Petabytes of data spilling on the floor.
A million seconds is 12 days.
A billion seconds is 31 years.
A trillion seconds is 31,688 years.
Last year IDC released the results of a study that found the world generated 161 exabytes of digital data the year before. How much data is that? A lot. Its 161,000 petabytes. Its 161 million terabytes. Its 161 billion gigabytes. All still really big numbers.
For a more useful perspective, consider the US Library of Congress:
With millions of books on its shelves, it is earth's largest library.
Yet the Library's printed works collection is estimated to store the equivalent of only about 10 terabytes. To even get into the petabytes of data we have to include the contents of all US research libraries, and then the total is only 2 petabytes.
While the sheer size of the numbers is entertaining, there are two serious points here. First, in 2006 we created more digital data than we could store. The same IDC study estimates that the world had only 181 exabytes of storage available in 2006. In that storage budget we had to store all the previously stored data, in addition to some fraction of the newly generated data. 2006 was the first time we exceeded our storage budget in the entire known history of humankind.
Second, this storage gap is expected to grow rapidly: IDC estimates we'll have a total of 601 exabytes of storage available worldwide by 2010, but in that year alone we will create 988 exabytes of new data.

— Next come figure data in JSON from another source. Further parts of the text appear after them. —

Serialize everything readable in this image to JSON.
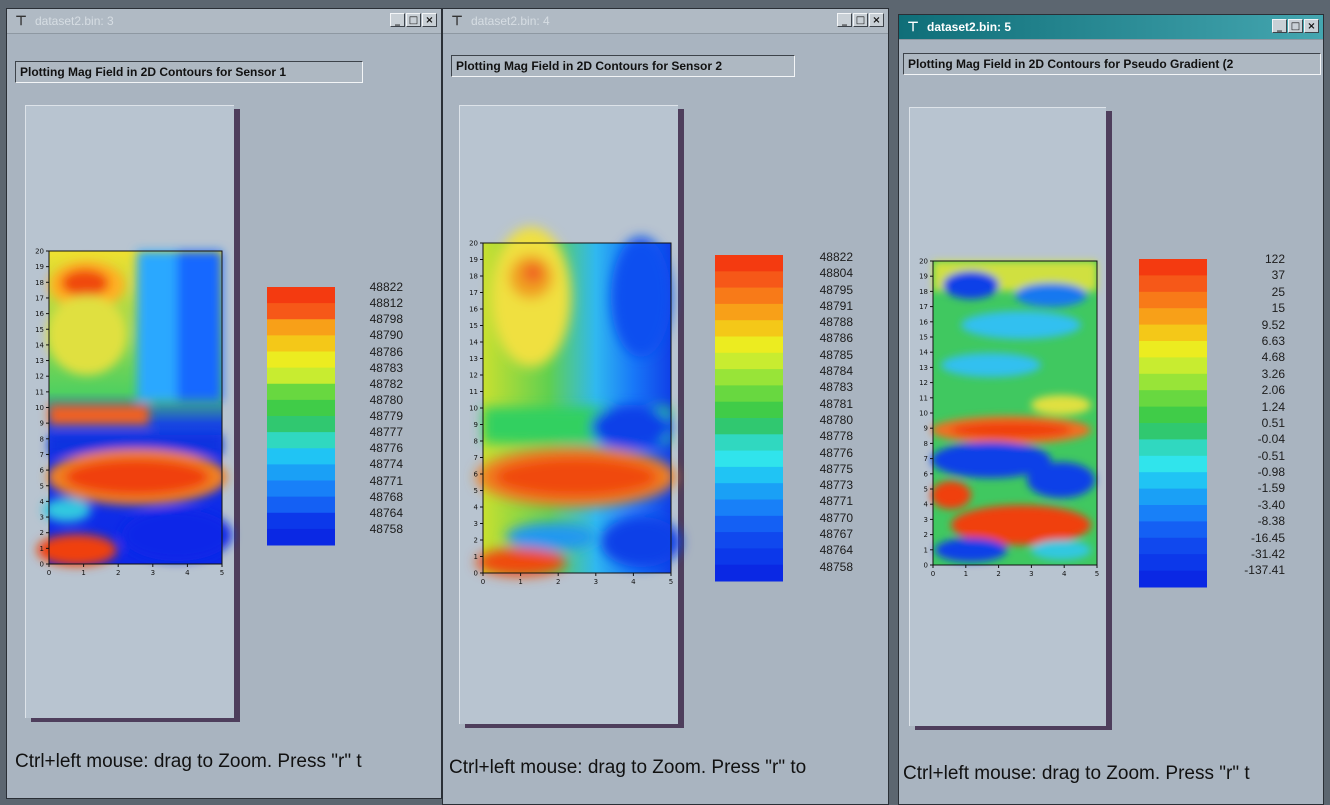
{
  "windows": [
    {
      "title": "dataset2.bin: 3",
      "header": "Plotting Mag Field in 2D Contours for Sensor 1",
      "legend_values": [
        "48822",
        "48812",
        "48798",
        "48790",
        "48786",
        "48783",
        "48782",
        "48780",
        "48779",
        "48777",
        "48776",
        "48774",
        "48771",
        "48768",
        "48764",
        "48758"
      ],
      "hint": "Ctrl+left mouse: drag to Zoom. Press \"r\" t",
      "y_ticks": [
        "0",
        "1",
        "2",
        "3",
        "4",
        "5",
        "6",
        "7",
        "8",
        "9",
        "10",
        "11",
        "12",
        "13",
        "14",
        "15",
        "16",
        "17",
        "18",
        "19",
        "20"
      ],
      "x_ticks": [
        "0",
        "1",
        "2",
        "3",
        "4",
        "5"
      ]
    },
    {
      "title": "dataset2.bin: 4",
      "header": "Plotting Mag Field in 2D Contours for Sensor 2",
      "legend_values": [
        "48822",
        "48804",
        "48795",
        "48791",
        "48788",
        "48786",
        "48785",
        "48784",
        "48783",
        "48781",
        "48780",
        "48778",
        "48776",
        "48775",
        "48773",
        "48771",
        "48770",
        "48767",
        "48764",
        "48758"
      ],
      "hint": "Ctrl+left mouse: drag to Zoom. Press \"r\" to",
      "y_ticks": [
        "0",
        "1",
        "2",
        "3",
        "4",
        "5",
        "6",
        "7",
        "8",
        "9",
        "10",
        "11",
        "12",
        "13",
        "14",
        "15",
        "16",
        "17",
        "18",
        "19",
        "20"
      ],
      "x_ticks": [
        "0",
        "1",
        "2",
        "3",
        "4",
        "5"
      ]
    },
    {
      "title": "dataset2.bin: 5",
      "header": "Plotting Mag Field in 2D Contours for Pseudo Gradient (2",
      "legend_values": [
        "122",
        "37",
        "25",
        "15",
        "9.52",
        "6.63",
        "4.68",
        "3.26",
        "2.06",
        "1.24",
        "0.51",
        "-0.04",
        "-0.51",
        "-0.98",
        "-1.59",
        "-3.40",
        "-8.38",
        "-16.45",
        "-31.42",
        "-137.41"
      ],
      "hint": "Ctrl+left mouse: drag to Zoom. Press \"r\" t",
      "y_ticks": [
        "0",
        "1",
        "2",
        "3",
        "4",
        "5",
        "6",
        "7",
        "8",
        "9",
        "10",
        "11",
        "12",
        "13",
        "14",
        "15",
        "16",
        "17",
        "18",
        "19",
        "20"
      ],
      "x_ticks": [
        "0",
        "1",
        "2",
        "3",
        "4",
        "5"
      ]
    }
  ],
  "icons": {
    "title_icon": "pin-icon",
    "minimize": "minimize-icon",
    "maximize": "maximize-icon",
    "close": "close-icon"
  },
  "colors": {
    "active_title": "#0f6e78",
    "window_bg": "#a9b4c0"
  }
}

Without sounding unnecessarily abstract, our society is in the midst of a profound change. There are important debates going on about what this means, and how much of what we create we'll be able to leave to future generations. These questions will take a long time to sort out.
In the meantime, businesses and other organizations that thrive on data are faced with new challenges they need to respond to today. Until now they've had the luxury of assembling data over time, analyzing it offline, conducting long-term studies, revisiting old data, and so on. The trick was getting all of the data into one place; once that happened; it could be analyzed and re-analyzed as many times as one had a reason to do so.
This is no longer the case. As streams of interactive data -- data about everything from online browsing behavior to health statistics to the financial markets -- multiply exponentially, data-centric organizations must change the way they think about data. Data streams now need to be processed during collection, either to support making tactical decisions in near real-time based on the stream, or to reduce the data to its vital characteristics for in-depth analysis offline.
Some are viewing this change in information management as a catalyst for creation of new branch of computer science and engineering. Stream processing (as it is called) has sparked a great deal of interest and research among academics and businesses alike, and the architectures they come up with will determine how society continues to evolve while it soaks in this data soup.
Pervasive's DataRush is right on the front line of this change. While not (currently) useful for the ultra-low latency required by algorithmic trading systems, DataRush offers very high levels of throughput, allowing for far greater use of actual data, rather than sampled or derived data.
As co-sponsors of the recent Gartner Event Processing Summit, we recently spoke with a number of the top software providers in the event processing marketplace, and they all recognize the need for higher throughput in addition to the low latency they all compete on.
What new insights and information could you get from the ever-growing wave of data you deal with?